User guide for x-oss-process - Intelligent Media Management

Intelligent Media Management (IMM) capabilities are integrated into Object Storage Service (OSS), allowing you to utilize various data processing and analysis features of IMM within OSS. This topic describes how to use the x-oss-process capability of OSS to access IMM features.

Prerequisites

IMM-related features are available only in regions where IMM is available. For more information, see Endpoints.
Note
The APIs and SDKs for the new data processing feature are available in all regions that support IMM. Access to features of the new version from the console is in phased testing and is available only to select users in the Germany (Frankfurt) and China (Qingdao) regions.
IMM is activated.

Billing

Using IMM features incurs costs. For more information, see Billing overview.

Procedure

Step 1: Create an IMM project

Log on to the IMM Console.
In the lower part of the left-side navigation pane, click Try New Version. If Switch to Old Version is displayed in the lower part of the navigation pane, skip this step.
In the left-side navigation pane, click Project List.
Click Create Project.

Step 2: Bind an OSS bucket

Call the AttachOSSBucket operation to bind the project to an OSS bucket. In this example, the operation is called in OpenAPI Explorer to bind the project to an OSS bucket.

Log on to OpenAPI Explorer. In the upper-left corner of the page, select the IMM API version and region.

image..png

Important

To reduce cross-network latency and costs, bind the project only to an OSS bucket in the same region.

On the Parameters tab, enter the name of the project in the ProjectName field and the OSSBucket to bind, then click Initiate Call.
View the response on the right.

image..png

Step 3: Grant permissions

For more information about permissions, see Permissions.

Note

Permission configurations are required only for a RAM user or RAM role. If you are using an Alibaba Cloud account, skip this step.

Supported features

Note

Anonymous access is not supported. For more information about how to generate signed URLs for access, see sign.

Media processing

For more information, see Audio and video processing.
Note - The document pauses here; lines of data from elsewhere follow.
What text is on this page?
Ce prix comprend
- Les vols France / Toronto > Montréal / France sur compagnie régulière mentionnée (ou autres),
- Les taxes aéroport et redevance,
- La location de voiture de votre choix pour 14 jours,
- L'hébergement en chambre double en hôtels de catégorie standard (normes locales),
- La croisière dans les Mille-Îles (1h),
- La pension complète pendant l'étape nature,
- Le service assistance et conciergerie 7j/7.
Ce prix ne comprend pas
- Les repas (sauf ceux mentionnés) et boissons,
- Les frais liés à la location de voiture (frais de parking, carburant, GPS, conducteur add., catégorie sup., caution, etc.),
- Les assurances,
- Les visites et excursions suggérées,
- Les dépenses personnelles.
Feature	Parameter	Description
Video transcoding	video/convert	Converts video files in OSS to the required format.
Video-to-animated-image conversion	video/animation	Converts video files in OSS to an animated image format, such as GIF or WebP.
Generate CSS sprites from video snapshots	video/sprite	Captures frames from a video file in OSS, stitches them into a sprite sheet, and converts it to the required image format.
Frame capture	video/snapshots	Captures frames from a video file in OSS and converts them to the required image format.
Video merging	video/concat	Concatenates video files in OSS into a single video and converts it to the required format.
Audio transcoding	audio/convert	Converts audio files in OSS to the required format.
Audio merging	audio/concat	Concatenates audio files in OSS into a single audio file and converts it to the required format.
Extract audio information	audio/info	Extracts media format and stream information from an audio file in OSS.
Extract video information	video/info	Extracts media format and stream information from a video file in OSS.

Document processing

For more information about the parameters, see Document processing and Intelligent document processing.

Feature	Parameter	Description
Online document preview with WebOffice	doc/preview	Previews documents in OSS.
WebOffice online editing	doc/edit	Collaboratively edits documents in OSS.
Document snapshot	doc/convert	Creates a snapshot of a document in OSS.
Document format conversion	doc/convert	Converts the format of documents in OSS.
Intelligent document translation	`doc/translate`	Translate text into multiple languages, such as Chinese and English.
Intelligent document polishing	`doc/polish`	Polishes the content of a document.
Intelligent document summarization	`doc/summarize`	Automatically generates a brief summary of a document.
Intelligent document continuation	`doc/continue`	Automatically generates coherent and logical follow-up content based on a given starting text, topic, and style.
Intelligent document enrichment	`doc/enrich`	Optimizes the language and style of an existing document.
Intelligent document tone rephrasing	`doc/rephrase`	Adjusts the tone and optimizes the expression of a document.

Image intelligence

For more information about the parameters, see IMG parameters.

Feature	Parameter	Description
Face detection	image/faces	Detects the locations of faces in an image and analyzes facial attributes.
Human body detection	image/bodies	Detects the locations of human bodies in an image.
Vehicle detection	image/cars	Detects and analyzes vehicles and license plates in an image.
QR code recognition	image/codes	Recognizes QR codes in an image.
Image label detection	image/labels	Recognizes labels for scenes, objects, and events in an image.
Image quality assessment	image/score	Provides a comprehensive score for the aesthetic quality (such as color and saturation) of an image.
Blind watermarking	image/blindwatermark	Adds a text-based blind watermark to an image.
Blind watermarking	image/deblindwatermark	Extracts a text-based blind watermark from an image.